13.4 You irrevocably grant to us, our agents and servants,
leave and licence without the necessity of giving any
notice to enter at any time on and into premises occupied
by you using reasonable force if necessary to inspect,
search for and re-take possession of any Equipment in
respect to which payment is overdue. You shall indemnify
us and hold us harmless against any loss or damage suffered
by any person or company arising from such possession.
13.5 On the termination of this agreement for any reason,
you will immediately return all Equipment owned by us
or make it available for our collection.
14. OTHER EQUIPMENT
14.1 Where you have PABX or other network equipment, you
must ensure that it is programmed as we specify.
14.2 Where you have equipment on premises you occupy which
is used by another supplier to provide you with services,
we will disconnect that equipment when you transfer the
services to us and we connect our Equipment (if any).
You must immediately notify that supplier that you have
transferred your services to us and arrange for them to
remove their equipment from the premises.
15. REFUNDS POLICY
15.1 Any hardware purchased that is defective or inoperable will be replaced with an item of the same type and model, if no similar item is available then the purchase price will be refunded.
16. SHIPPING POLICY
16.1 All hardware purchases will be shipped within 3 business days.
17. MISCELLANEOUS
17.1 Any notice, demand, consent or other communication
required to be given to either party must be delivered
personally or sent by prepaid mail or by facsimile to
the address of the other as last notified.
17.2 Clauses 2.5, 3.5, 5, 7, 10, 12, 13.4, 13.5 and 14
shall survive the expiration or termination of this agreement.

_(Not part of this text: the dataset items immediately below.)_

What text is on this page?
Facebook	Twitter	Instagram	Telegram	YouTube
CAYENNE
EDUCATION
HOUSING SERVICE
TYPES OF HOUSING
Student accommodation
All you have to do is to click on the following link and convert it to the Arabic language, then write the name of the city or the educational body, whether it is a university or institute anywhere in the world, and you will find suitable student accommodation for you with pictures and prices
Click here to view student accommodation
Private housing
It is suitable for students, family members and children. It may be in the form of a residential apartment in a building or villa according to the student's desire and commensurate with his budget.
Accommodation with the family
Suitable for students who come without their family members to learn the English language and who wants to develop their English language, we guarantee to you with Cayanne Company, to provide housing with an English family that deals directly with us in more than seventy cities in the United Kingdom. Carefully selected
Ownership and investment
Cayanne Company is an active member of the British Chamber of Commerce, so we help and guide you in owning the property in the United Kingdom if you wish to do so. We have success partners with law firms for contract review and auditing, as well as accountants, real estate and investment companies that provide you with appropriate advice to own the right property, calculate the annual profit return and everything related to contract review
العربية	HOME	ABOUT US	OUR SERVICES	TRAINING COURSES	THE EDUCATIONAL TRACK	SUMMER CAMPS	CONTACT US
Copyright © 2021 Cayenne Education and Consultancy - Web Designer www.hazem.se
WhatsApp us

17.3 This agreement shall be governed by and construed
in accordance with the law of New South Wales and the
parties hereby submit to the non-exclusive jurisdiction
of the courts of that State.
17.4 This agreement contains yours and our entire understanding
to the exclusion of any and all prior or collateral agreement
or understanding relating to the Services, whether oral
or written.
17.5 If any part of this agreement is found to be invalid
or of no force or effect, this agreement shall be construed
as though such part had not been inserted and the remainder
of this agreement shall retain its full force and effect.